Depuis Ventôse, paru en 1990 chez Champ Vallon, il adopte un point de vue simple, celui des nuages. Il dit chercher « quelque chose d'équivalent, dans l'ordre de la langue, à la météo bretonne ; une écriture aussi démantibulée. » Il en découle une certaine réserve pour tout ce qui relève des sentiments. « Pas de moi je, pas de lyrisme intime. »
Juste une voix extérieure, d'où le titre du recueil, Off. L'écriture déroule une partition du chaos. partition grisée de vents et de mer, verbatim de grêles drues où les virtualités du langage convergent vers une mimétique déréglée. 
Comme le confie Henri Droguet (sur le site A la littérature (http://pierre.campion2.free.fr/), « parce que [...] le monde réel m'apparaît toujours comme un chaos discontinu, secoué, instable, angoissant et émerveillant, l'écriture elle-même va, par force, se démantibuler, se farcir d'ellipses [...] de figures qui mettent en crise. Et, pour compenser ce brouillage du sens, c'est le bidouillage sur les sons, les rythmes, les pulsations, qui va, dans sa fécondité sauvage et par des dérapages impitoyablement contrôlés, disposer des jalons, tracer un chemin, produire un semblant de sens. »
 
Dans ce tohu-bohu, la part de l'homme est mince. On le voit « paillasser dans les eaux », pousser une barrière, constater « l'inachèvement est notre territoire »

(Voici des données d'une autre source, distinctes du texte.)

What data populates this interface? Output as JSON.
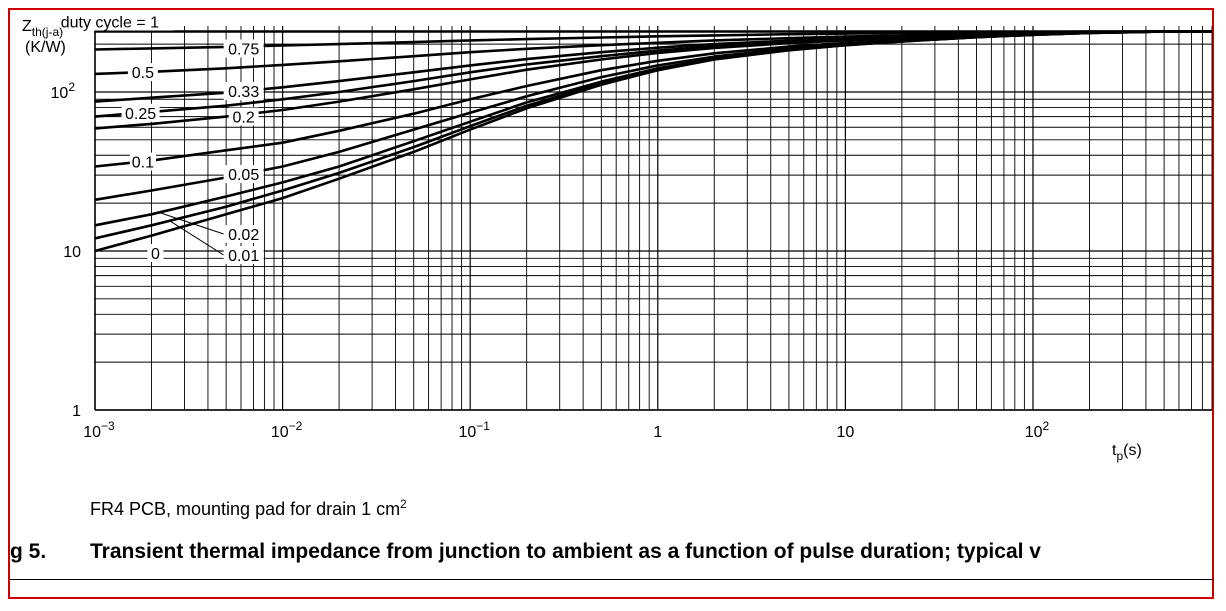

Le tout est écrit « à la va comme je te pousse », du moins le poète l'affirme, avouant son goût pour les lexiques (ornithologique, botanique), les jeux sonores, les écarts de langage (du langage soutenu au parler le plus simple).
On se souvient de Jean-Pierre Abraham (Armen, Ici présent...) et de son dieu caché. En est-il de même pour Droguet ? « Il y a dans certains coins, dans les ombres de cet état de choses (pourquoi ne pas le dire ?), le formidablement discret sourire, le désordre limpide et déchirant de Dieu. »
 
Ce que le poème intitulé « Usufruit » dit autrement, à propos de ce que l'homme possède : « suffisant maigre avoir somme toute :/ quelque bleu - de l'herbe du matin - deux brins/de laine - et ta peau - ta peau. »
Daniel Morvan
 
Off, Henri Droguet, Éditions Gallimard, 2008. 138 pages, 15 €.